谢渊楞了一愣,似乎明白他的顾虑,他低下头看向自己的装扮,显得有些不快。
“别担心,不会有人注意到你肚子……”南宫流的声音响起,打破了思绪。
谢渊楞了一愣,抬起头望向他,“你怎么了?”
“有点闷……”南宫流说着,轻轻扶住他的手臂,慢慢朝一旁走去。
谢渊抿抿唇,没有说话。
二人走到一旁坐下,南宫流似乎不快,眉头越蹙越紧。
忽然一个内侍来到他们身旁,恭敬道:“王上有请大人和夫人上座。”
谢渊楞了一愣,眼神闪过一丝诧异。
南宫流脸色沉下来,冷声道:“带路吧。”
内侍点点头,“这边走。”
南宫流扶着谢渊跟着内侍入席,只见他们坐到西蛮王身旁,二人对视一眼,神色格外紧绷。
又过了一会,才听西蛮王道:“南宫……”
“在……”
“本王想请你们为夜宴助兴不知意下如何?”
“这……”南宫流神色慌张望向谢渊,谢渊却已经开口。
“不知王上想如何助兴?”
西蛮王愣了一愣,似乎没想到谢渊会开口,“自然是琴棋书画什么的,你们中原人不是最擅长了吗。”
“那好,在下为王上助兴。”谢渊说着,站起身来。
南宫流脸色沉下来,“不可……”
西蛮王眼神闪过一丝怒意,打断道:“夫人说为本王助兴,南宫大人这是什么话?”
南宫流捏紧了掌心,正准备开口,谢渊的声音已经响起来。
“大人别担心,我已好久没抚琴了,有点技痒。今日便请各位好好观赏吧。”
南宫流眼神闪过一丝诧异,他实在不知谢渊葫芦里卖的什么药。
夜宴众人眼神闪过一丝诧异,似乎没想到谢渊居然真的愿意为他们抚琴。
“来人,给夫人安排琴。”
不一会,几个内侍抬着一张古琴来到了谢渊面前,谢渊楞了一愣,走到古琴前坐下。
南宫流望了望乐器架,拿了把箫
他走到谢渊身旁,轻声道:“我陪你一起。”
二人琴箫合奏,格外契合。
正在这时,西蛮公主入席,身后跟着个同为晋国打扮的人,竟是司马清。
谢渊抬头看到司马清,心神激荡,引致琴声凌乱,南宫流细心补救,才不至演出失败。
夜宴在谢渊为西蛮王的助兴中拉开了序幕,众人神色各异,却没有人开口说话。
一曲终了,南宫流一脸担忧的望向谢渊,他发现谢渊呼吸紊乱,似在隐忍什么?
“怎么样了?”
谢渊楞了一愣,抬起头望向他,“我肚子疼……”
南宫流闻言,立刻慌乱起来,又见西蛮王和司马清的目光都扫了过来,只好按下不表,将谢渊扶回座位上。
西蛮王似有所悟,朝一旁走去,“本王身体不适,请各位继续吧。
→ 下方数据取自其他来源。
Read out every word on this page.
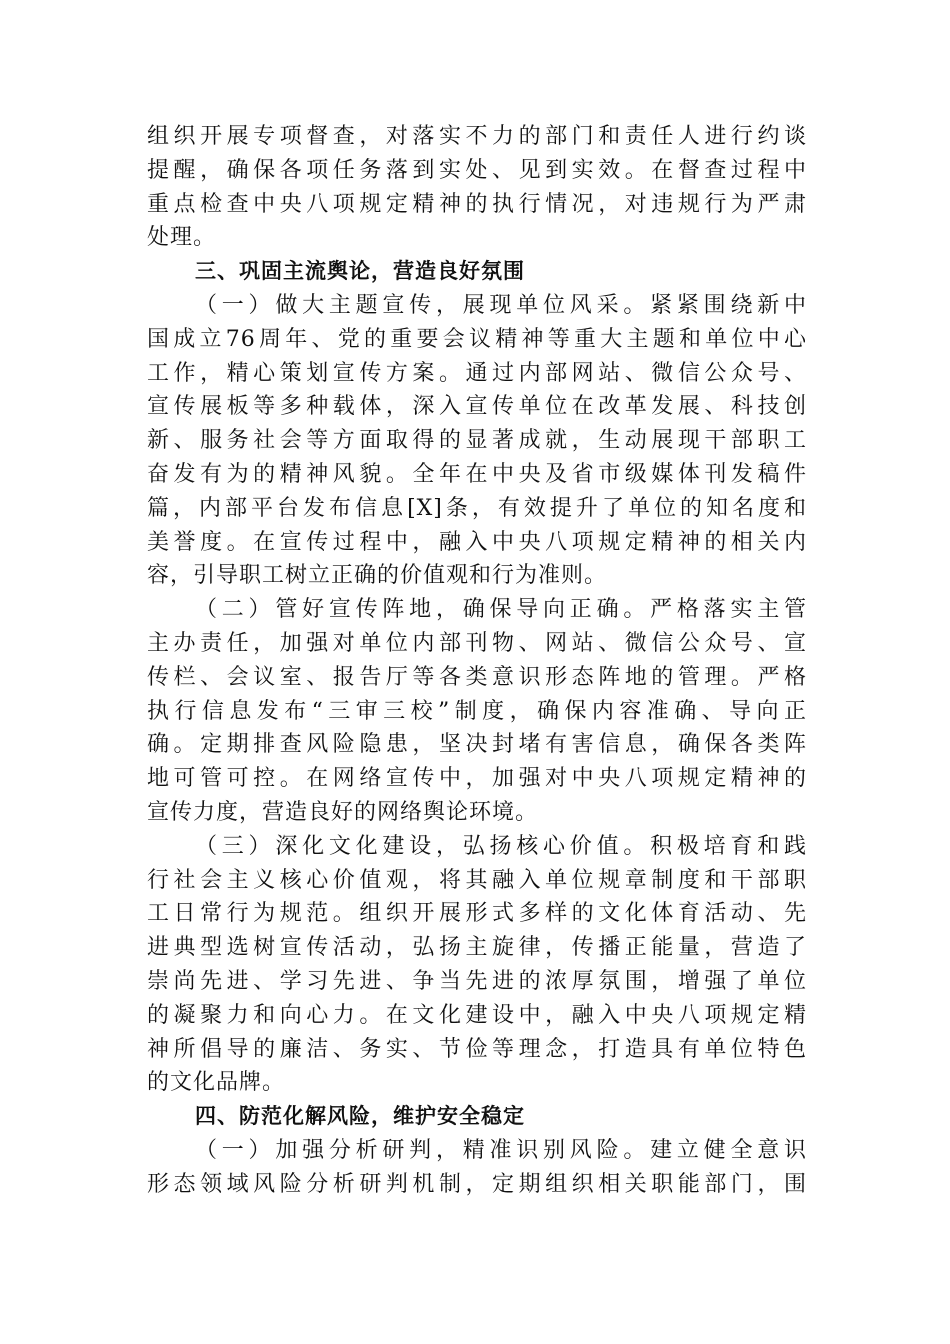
组织开展专项督查，对落实不力的部门和责任人进行约谈
提醒，确保各项任务落到实处、见到实效。在督查过程中
重点检查中央八项规定精神的执行情况，对违规行为严肃
处理。
三、巩固主流舆论，营造良好氛围
（一）做大主题宣传，展现单位风采。紧紧围绕新中
国成立76周年、党的重要会议精神等重大主题和单位中心
工作，精心策划宣传方案。通过内部网站、微信公众号、
宣传展板等多种载体，深入宣传单位在改革发展、科技创
新、服务社会等方面取得的显著成就，生动展现干部职工
奋发有为的精神风貌。全年在中央及省市级媒体刊发稿件
篇，内部平台发布信息[X]条，有效提升了单位的知名度和
美誉度。在宣传过程中，融入中央八项规定精神的相关内
容，引导职工树立正确的价值观和行为准则。
（二）管好宣传阵地，确保导向正确。严格落实主管
主办责任，加强对单位内部刊物、网站、微信公众号、宣
传栏、会议室、报告厅等各类意识形态阵地的管理。严格
执行信息发布“三审三校”制度，确保内容准确、导向正
确。定期排查风险隐患，坚决封堵有害信息，确保各类阵
地可管可控。在网络宣传中，加强对中央八项规定精神的
宣传力度，营造良好的网络舆论环境。
（三）深化文化建设，弘扬核心价值。积极培育和践
行社会主义核心价值观，将其融入单位规章制度和干部职
工日常行为规范。组织开展形式多样的文化体育活动、先
进典型选树宣传活动，弘扬主旋律，传播正能量，营造了
崇尚先进、学习先进、争当先进的浓厚氛围，增强了单位
的凝聚力和向心力。在文化建设中，融入中央八项规定精
神所倡导的廉洁、务实、节俭等理念，打造具有单位特色
的文化品牌。
四、防范化解风险，维护安全稳定
（一）加强分析研判，精准识别风险。建立健全意识
形态领域风险分析研判机制，定期组织相关职能部门，围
”
说罢,他转身离开了。
夜宴气氛古怪,谁也没有开口说话。
过了一会,才听司马清道:“这位便是南宫大人吧??”
谢渊楞了一愣,望向坐在对面的司马清,眸光中满是疑惑。
西蛮公主率先开口,指了指司马清,“这位是东晋太子,也是我的未婚夫。”
谢渊闻言,心痛难忍,颤声道:“恭喜二位……”
“同喜同喜,南宫大人不顾世俗眼光,娶男子为妻,真是令人敬佩。只可惜,这男子是我晋国之太子妃,且没有放妻书,似乎有些名不正言不顺啊。”司马清故意冷嘲热讽。
谢渊脸色惨白,咬着牙,一句话也说不出。
“司马清!你别太过分了!”南宫流拍案而起,他怎么也没想到司马清竟会对谢渊说出这样残忍的话,亏谢渊还心心念念想救他出去。
“不过既然你喜欢,我让给你便是。认识了西蛮公主我才知道,还是女人好。”司马清冷笑,话音刚落,只听一声异动,似有瓷器坠地。
众人循声望去,只见谢渊脸色惨白,捂着肚子,似在隐忍什么?
南宫流愣了一愣,赶紧扶住他的手臂,“怎么了?肚子又疼了吗?”
“我……”谢渊脸色越来越苍白,似痛到了极致。
南宫流心急如焚,望向夜宴众人,“夫人身体不适,我先行离去,告辞。”
说罢,他扶着谢渊,转身离开了。
几个内侍见状,赶紧跟了上来。
谢渊腹痛难忍,满头都是冷汗。
司马清望着谢渊的背影,神色复杂难辨。
“怎么了?你心疼了吗?不要告诉我你还喜欢那个男人?”西蛮公主一脸严肃的说着。
“当然不会,他哪有你好。”司马清说着,别开脸,看不清神色。
“你最好没有骗我,否则我一定会亲手杀了你。”西蛮公主脸色沉下来。